The Zork Cork is the latest way to cap off a bottle of wine.

The Zork Cork is the latest way to cap off a bottle of wine.

A New Twist on Closure: We discovered a bottle of delightful Sauvignon Blanc 2010 from a Sonoma estate named for an old adobe, Leese-Fitch. We found the wine itself light, crisp, lemon grassy and utterly easy to drink. The $10 price tag didn’t hurt, either. But what was most intriguing about this bottle of wine was its closure. Not a cork, nor the infamous Stelvin screw cap. It was something much, much different. There was a hard plastic seal that spiraled around the top of the bottle. I pried open the end of the spiral and began unwinding it, thinking it would expose a cork. But no, what it exposed was a plastic plug that I pulled out easily. Incredibly simple! Just unwind—or unpeel, if you will—the outer closure, then pull out the plug. No corkscrew required. The wine needed no extra breathing time to be open and accessible.

Turns out this baby is called a Zork Cork, sort of a combination of screw cap and cork. It was invented in Australia, and is one of the new methods being explored by vintners anxious for viable alternatives to the endangered and issue-plagued cork. As cork wine closures dry, they can shrink to the point where too much air is admitted into the liquid and the wine is ruined, or “corked.” And let’s face it, some wine snobs avoid the Stelvin closure because they can’t bear the connotations of a screw-top bottle of alcohol. Whatever. Well, this Zork Cork thingie is very cool. Let’s see if others adopt what is apparently the hot new thing in antipodean winemaking.


Bold As Brassica: If you haven’t yet pampered yourself with an outdoor dinner spread on a long table overlooking bio-dynamically farmed raised beds—and the Monterey Bay beyond—then you are in for a treat. Love Apple Farm is not only the exclusive “kitchen garden” for Manresa, it is also a stunning laboratory for a huge array of workshops, demonstrations and dinners devoted to the freshest and most flavorful seasonal produce.

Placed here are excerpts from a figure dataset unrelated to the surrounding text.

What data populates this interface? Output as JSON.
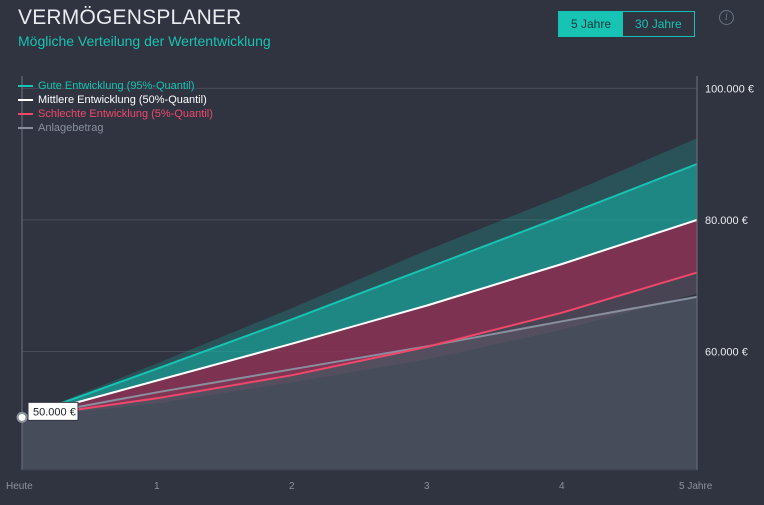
{
  "header": {
    "title": "VERMÖGENSPLANER",
    "subtitle": "Mögliche Verteilung der Wertentwicklung"
  },
  "toggle": {
    "options": [
      {
        "label": "5 Jahre",
        "active": true
      },
      {
        "label": "30 Jahre",
        "active": false
      }
    ]
  },
  "info_label": "i",
  "colors": {
    "good": "#17c3b2",
    "median": "#ffffff",
    "bad": "#f0476b",
    "invested": "#8a8fa0",
    "background": "#2f3440"
  },
  "chart_data": {
    "type": "area",
    "x": [
      0,
      1,
      2,
      3,
      4,
      5
    ],
    "x_tick_labels": [
      "Heute",
      "1",
      "2",
      "3",
      "4",
      "5 Jahre"
    ],
    "ylim": [
      42000,
      104000
    ],
    "y_ticks": [
      60000,
      80000,
      100000
    ],
    "y_tick_labels": [
      "60.000 €",
      "80.000 €",
      "100.000 €"
    ],
    "grid": true,
    "legend_placement": "top-left",
    "series": [
      {
        "name": "Gute Entwicklung (95%-Quantil)",
        "key": "good",
        "values": [
          50000,
          57400,
          64900,
          72700,
          80500,
          88500
        ]
      },
      {
        "name": "Mittlere Entwicklung (50%-Quantil)",
        "key": "median",
        "values": [
          50000,
          55600,
          61200,
          67000,
          73300,
          80000
        ]
      },
      {
        "name": "Schlechte Entwicklung (5%-Quantil)",
        "key": "bad",
        "values": [
          50000,
          52900,
          56400,
          60700,
          65900,
          72000
        ]
      },
      {
        "name": "Anlagebetrag",
        "key": "invested",
        "values": [
          50000,
          53800,
          57300,
          60800,
          64600,
          68300
        ]
      }
    ],
    "outer_band": {
      "upper": [
        50000,
        58200,
        66600,
        75400,
        83600,
        92400
      ],
      "lower": [
        50000,
        52100,
        55300,
        58800,
        63300,
        68800
      ]
    },
    "start_label": "50.000 €"
  }
}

“Celebrate Brassica” kicks off the new Love Apple Farm Dinner Series on March 2, where from 2-6pm ($125 per person includes wine, tax and gratuity) you’ll celebrate the versatile members of the Brassica family. Brassica is a genus of the Cruciferae family that includes cabbage, turnips, Brussels sprouts and mustard. Now you know. Created by Chef Breanna Greene, the dinner begins with a cauliflower soup and garlic parsley pesto, followed by a first course of broccoli, potato, beet and carrot salad with soft cooked egg and arugula. Next Brussels sprouts with butternet squash, dried cranberries and Tuscan kale. The third entree will feature braised ox tail with polenta, mustard greens and triple crème cheese. Dessert of rhubarb cobbler should add the exact piquant note to this highly intriguing menu. Make reservations fast.